Direct Entry Masters/NP

Nursing Students NP Students


Hey everyone,

Thanks for taking the time to read. I'm 26 and will be graduating in 3 months with a BA in kinesiology. I'm graduating late because i was diagnosed with leukemia when I was 19 and did 3 years of chemo. That entire experience has led to my love for medicine and exercise. Currently I have a phlebotomy certification and 400hrs of volunteer experience in a local emergency department. I love it there but I also love exercise and cancer rehab. I'm interested in becoming an NP and either opening my own cancer rehab clinic or doing ED/urgent care work. I've seen some direct entry/MEPN programs for non-bsn students and they seem to be zero nursing experience to nurse practitioner in 3 years. Given my age, and the fact that I would have 1 more semester of pre reqs to qualify for any nursing program, I think 3 years of full time study is too much for me to knock out at once.

Other options include a 1 year accelerated BSN degree then np school which I've seen range from 1-2 years (The University of Miami has a 1 year FNP program). I like the one year program but I currently live in Colorado so moving for a year wouldn't be that bad but it's still a big move and I would like to remain in Colorado long term.

PA school is pretty much out of the question. I would have to devote about 2 years post graduation to completing pre reqs and I think that NP patient care model is more aligned with my values than that of a PA.

I would like to add that I'm doing a 17 week cancer rehab internship that will result in a certification after graduation. That will be completed before any application to nursing schools.

Can anyone shed some advice on my situation? Pros/cons of direct entry programs, does anyone know of any less than 3 years? Chances of getting in with my background, gpa is projected around a 3-3.2. I'll continue volunteering in the ED for another 6 months before I move for my internship so that will add an additional 200hrs at the minimum. I also have 100 hrs of shadow experience with PA's/MD's in medical oncology, radiation oncology, and emergency medicine.

Thank you!

I have seen these programs as well. I would to see the feedback.

From what I understand, Direct-entry programs are very inconsistent. There are some great ones that produce fantastic NPs, and there are terrible ones that do the opposite. I would just do some research on each of the programs that you are considering.

I will be attending a "direct-entry" program in the fall at Vanderbilt for non-nurses and it is only 2 years. Granted, it is 2 full years; fall, spring, and summer. I am confident that this program is one of the better ones in the country. I have talked to several graduates from the program, several current students, faculty, and even just got back from their open house. The program is rigorous but doable. I would also nail down what kind of patients you want to work with, because of the 5 programs I applied to, all of them required that I choose what certification I would be studying at the time of application. I went AGAC-NP because I like working with acutely ill patients. FNP is by far the most competitive from what I understand, and I hear the market is becoming saturated with FNPs anyway.

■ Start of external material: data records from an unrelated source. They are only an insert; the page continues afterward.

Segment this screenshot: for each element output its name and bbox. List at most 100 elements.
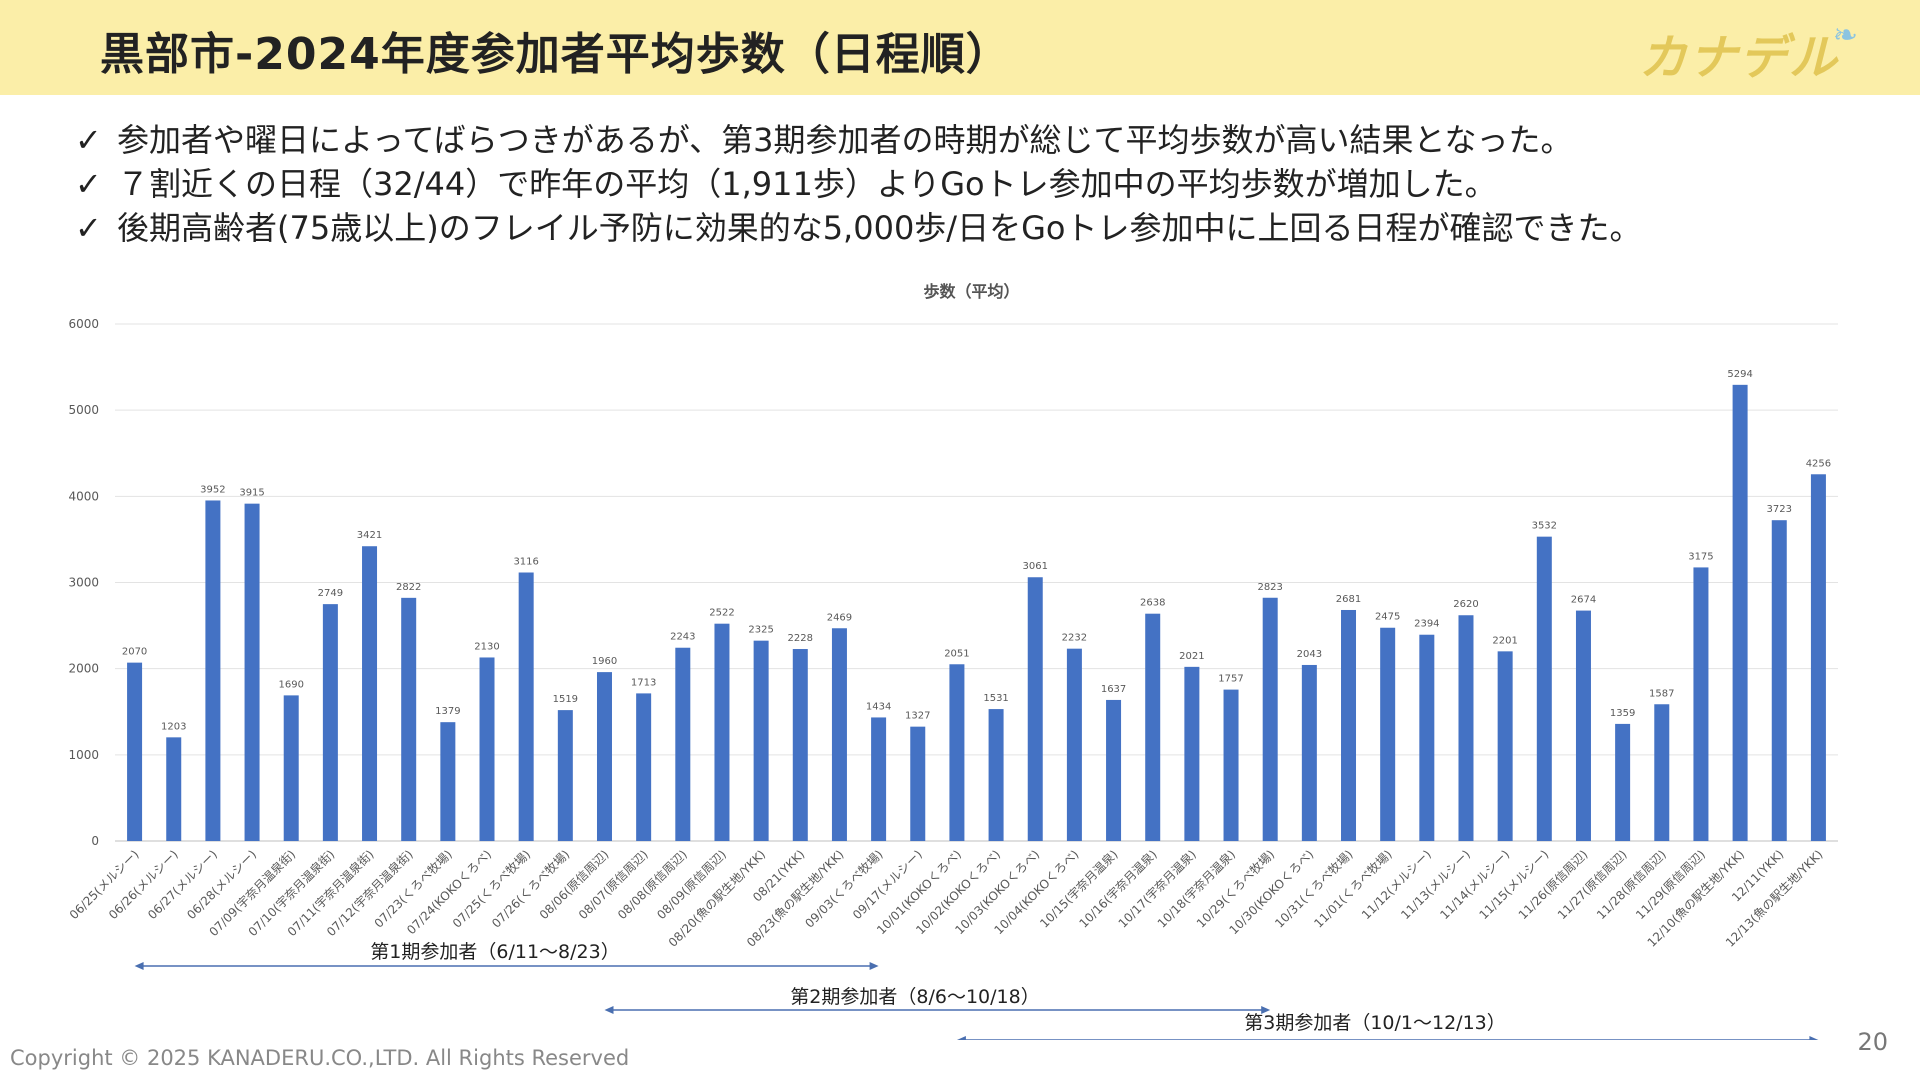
arrow-head-left-icon <box>604 1006 614 1014</box>
bar <box>1497 651 1513 841</box>
bar <box>871 717 887 841</box>
leaf-icon: ❧ <box>1832 18 1860 53</box>
data-label: 1434 <box>866 701 891 712</box>
bar <box>1654 704 1670 841</box>
data-label: 2021 <box>1179 651 1204 662</box>
data-label: 3915 <box>239 488 264 499</box>
data-label: 2232 <box>1062 633 1087 644</box>
data-label: 2201 <box>1492 635 1517 646</box>
bar <box>596 672 612 841</box>
data-label: 2228 <box>788 633 813 644</box>
data-label: 2394 <box>1414 619 1439 630</box>
check-icon: ✓ <box>75 165 102 203</box>
data-label: 3952 <box>200 484 225 495</box>
x-tick-label: 08/09(原信周辺) <box>654 847 729 922</box>
x-tick-label: 11/15(メルシー) <box>1477 847 1552 922</box>
x-tick-label: 06/28(メルシー) <box>184 847 259 922</box>
bar <box>283 695 299 841</box>
bar <box>1693 567 1709 841</box>
bar <box>831 628 847 841</box>
data-label: 1637 <box>1101 684 1126 695</box>
data-label: 1531 <box>983 693 1008 704</box>
bar <box>1262 597 1278 841</box>
check-icon: ✓ <box>75 121 102 159</box>
bar <box>479 657 495 841</box>
bar <box>988 709 1004 841</box>
period-label: 第3期参加者（10/1～12/13） <box>1244 1012 1506 1034</box>
x-tick-label: 11/29(原信周辺) <box>1633 847 1708 922</box>
x-tick-label: 11/12(メルシー) <box>1359 847 1434 922</box>
data-label: 1519 <box>553 694 578 705</box>
y-tick-label: 2000 <box>68 662 99 676</box>
bar <box>440 722 456 841</box>
data-label: 1960 <box>592 656 617 667</box>
bar <box>166 737 182 841</box>
x-tick-label: 06/27(メルシー) <box>145 847 220 922</box>
bar <box>1380 627 1396 841</box>
bullet-item: ✓ ７割近くの日程（32/44）で昨年の平均（1,911歩）よりGoトレ参加中の平… <box>75 162 1641 206</box>
bullet-text: 後期高齢者(75歳以上)のフレイル予防に効果的な5,000歩/日をGoトレ参加中… <box>117 209 1642 247</box>
data-label: 3061 <box>1023 561 1048 572</box>
bar <box>1301 664 1317 841</box>
data-label: 2823 <box>1257 582 1282 593</box>
data-label: 3175 <box>1688 551 1713 562</box>
y-tick-label: 5000 <box>68 403 99 417</box>
page-number: 20 <box>1857 1028 1888 1056</box>
bar <box>1732 384 1748 841</box>
data-label: 3532 <box>1532 521 1557 532</box>
x-tick-label: 11/13(メルシー) <box>1398 847 1473 922</box>
data-label: 3723 <box>1767 504 1792 515</box>
data-label: 2130 <box>474 641 499 652</box>
data-label: 2681 <box>1336 594 1361 605</box>
data-label: 2620 <box>1453 599 1478 610</box>
data-label: 1587 <box>1649 688 1674 699</box>
bar <box>1027 577 1043 841</box>
bar <box>1184 666 1200 841</box>
bar <box>1771 520 1787 841</box>
bar <box>1106 699 1122 841</box>
data-label: 1757 <box>1218 674 1243 685</box>
data-label: 2469 <box>827 612 852 623</box>
x-tick-label: 11/14(メルシー) <box>1437 847 1512 922</box>
y-tick-label: 4000 <box>68 489 99 503</box>
period-label: 第2期参加者（8/6～10/18） <box>790 986 1039 1008</box>
bar <box>714 623 730 841</box>
bar <box>1066 648 1082 841</box>
bar <box>1615 723 1631 841</box>
data-label: 1327 <box>905 711 930 722</box>
y-tick-label: 0 <box>91 834 99 848</box>
data-label: 5294 <box>1727 369 1752 380</box>
bar <box>127 662 143 841</box>
bar <box>322 604 338 841</box>
data-label: 1379 <box>435 706 460 717</box>
copyright-text: Copyright © 2025 KANADERU.CO.,LTD. All R… <box>10 1046 630 1070</box>
x-tick-label: 11/27(原信周辺) <box>1555 847 1630 922</box>
bar <box>1536 536 1552 841</box>
chart-title: 歩数（平均） <box>923 282 1019 301</box>
bar <box>518 572 534 841</box>
data-label: 2051 <box>944 648 969 659</box>
bar <box>1145 613 1161 841</box>
bar <box>1341 609 1357 841</box>
arrow-head-right-icon <box>869 962 879 970</box>
y-tick-label: 6000 <box>68 317 99 331</box>
bar <box>949 664 965 841</box>
x-tick-label: 11/28(原信周辺) <box>1594 847 1669 922</box>
data-label: 2674 <box>1571 595 1596 606</box>
arrow-head-right-icon <box>1809 1036 1819 1040</box>
bar <box>244 503 260 841</box>
x-tick-label: 06/26(メルシー) <box>106 847 181 922</box>
data-label: 2243 <box>670 632 695 643</box>
bar <box>675 647 691 841</box>
data-label: 1203 <box>161 721 186 732</box>
data-label: 4256 <box>1806 458 1831 469</box>
arrow-head-left-icon <box>956 1036 966 1040</box>
header-bar: 黒部市-2024年度参加者平均歩数（日程順） カナデル❧ <box>0 0 1920 95</box>
data-label: 2822 <box>396 582 421 593</box>
data-label: 2638 <box>1140 598 1165 609</box>
bullet-text: 参加者や曜日によってばらつきがあるが、第3期参加者の時期が総じて平均歩数が高い結… <box>117 121 1573 159</box>
check-icon: ✓ <box>75 209 102 247</box>
bar <box>557 710 573 841</box>
data-label: 3421 <box>357 530 382 541</box>
bar <box>362 546 378 841</box>
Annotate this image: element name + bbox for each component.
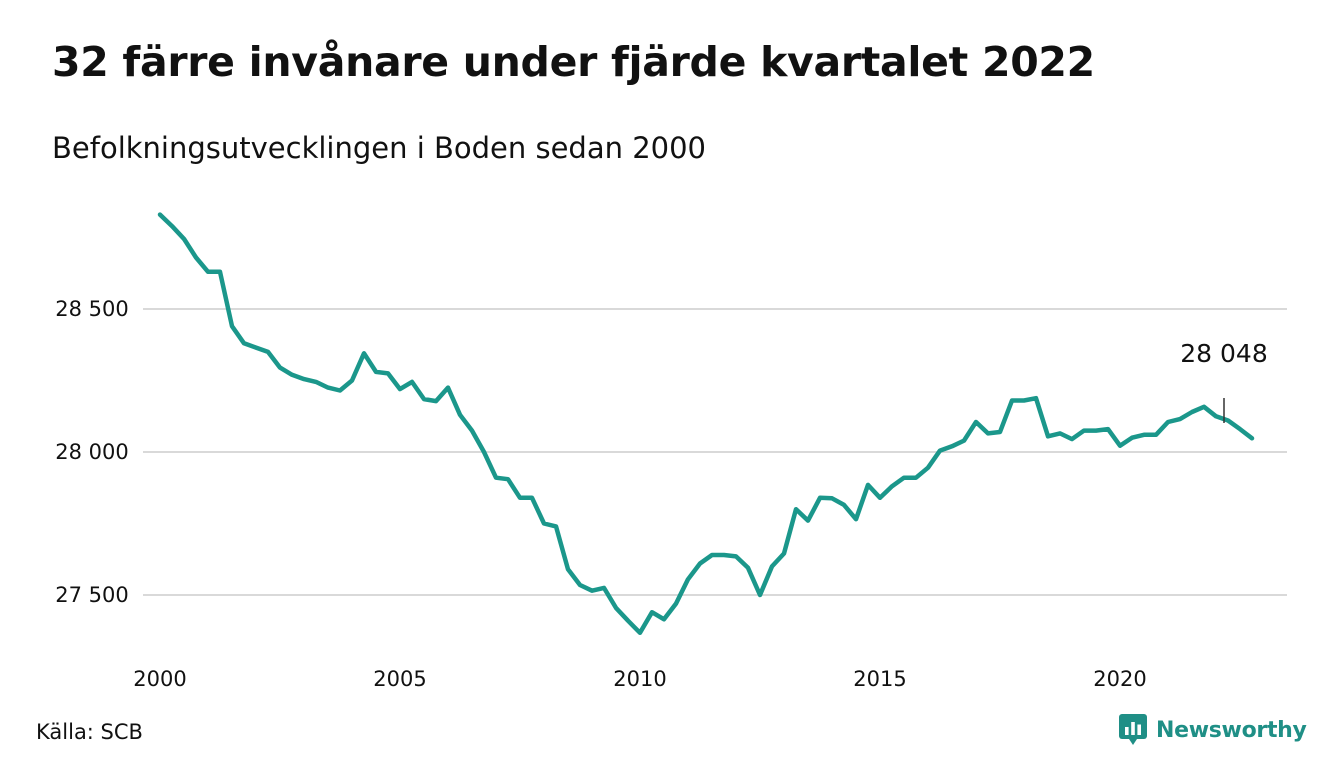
grid-lines [143,308,1287,596]
x-tick-label: 2005 [373,667,426,691]
end-value-label: 28 048 [1180,339,1267,368]
x-tick-label: 2010 [613,667,666,691]
series-line [157,212,1255,636]
series-layer [157,212,1255,636]
x-tick-label: 2015 [853,667,906,691]
chart-title: 32 färre invånare under fjärde kvartalet… [52,38,1095,86]
y-tick-label: 28 500 [55,297,128,321]
y-axis-labels: 27 500 28 000 28 500 [55,297,128,607]
chart-subtitle: Befolkningsutvecklingen i Boden sedan 20… [52,131,707,165]
newsworthy-logo-icon [1119,714,1147,745]
end-annotation: 28 048 [1180,339,1268,423]
x-axis-labels: 2000 2005 2010 2015 2020 [133,667,1146,691]
brand-name: Newsworthy [1156,717,1307,743]
x-tick-label: 2000 [133,667,186,691]
source-note: Källa: SCB [36,720,143,744]
brand-logo: Newsworthy [1118,712,1307,748]
y-tick-label: 28 000 [55,440,128,464]
x-tick-label: 2020 [1093,667,1146,691]
y-tick-label: 27 500 [55,583,128,607]
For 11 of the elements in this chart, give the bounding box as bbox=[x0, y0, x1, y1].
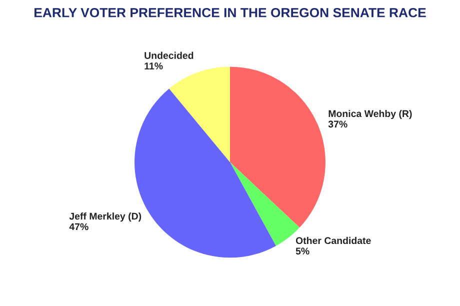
slice-label: Other Candidate bbox=[296, 236, 371, 244]
slice-label: Monica Wehby (R) bbox=[328, 110, 412, 120]
data-label: 47% bbox=[69, 223, 88, 230]
data-label: 11% bbox=[144, 62, 163, 70]
data-label: 37% bbox=[328, 120, 348, 128]
chart-title: EARLY VOTER PREFERENCE IN THE OREGON SENATE RACE bbox=[34, 8, 426, 18]
slice-label: Undecided bbox=[144, 52, 194, 59]
pie-slice bbox=[169, 66, 230, 162]
data-label: 5% bbox=[296, 248, 310, 255]
pie-slice bbox=[230, 66, 326, 228]
slice-label: Jeff Merkley (D) bbox=[69, 212, 142, 222]
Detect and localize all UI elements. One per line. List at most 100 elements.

As to your question about how competitive you are, I'm honestly not sure. I can give you some of my stats I guess. I currently work as a Patient Care Tech at a large hospital in my home state. I draw blood daily as part of my job as well. Most of my volunteer hours, which is much less than what you have, is outside of medicine. I got my hours through helping set up and running polling places and things around elections. I did do some work at a children's hospital, but it wasn't clinical. It was mainly playing with the patients, and relieving the parents. Overall I would say I had about 200 hours.

My GPA was on the lower side as well, around 3.3. I would say get that up as high as you can or be prepared to compensate with your personal statement or GRE on your application. I originally wanted to go to medical school, so I took the MCAT and did pretty well on it. I used that instead of the GRE and my high score on it is probably what set me apart.

I'd be happy to answer any other questions you have.

Hi there arockenhaus1! I plan to apply to Vanderbilt Pre-Specialty PMHNP program in 2019 and was hoping you could share a little more about your journey in applying and attending so far. I have 6 years mental health experience and a Masters in Psychology. I have worked closely with Psychiatrists and PMHNPs in a community mental health setting, hoping my background would help to set me apart. This program would be my first choice and I'd be over the moon if accepted! Thank you in advance!

Specializes in Psychiatry.

3 years is not that bad to be honest. Some Direct Entry programs last 2 years you just have to research the ones in your area. As far as quality studies show that outcomes for direct entry graduates are no different than their BSN to MSN counterparts and you should not rely on the opinions of strangers from the internet for such a personal decision. The GPA is not the best but if you make sure that other parts of your application (letters of recommendation, statement of intent etc.) are solid that will help improve your chances. Doing a one year BSN and making sure you do well would be a good idea too as the GPA from that would supersede the GPA from your previous degree and in many cases you would not need to do the GRE once you have a BSN already.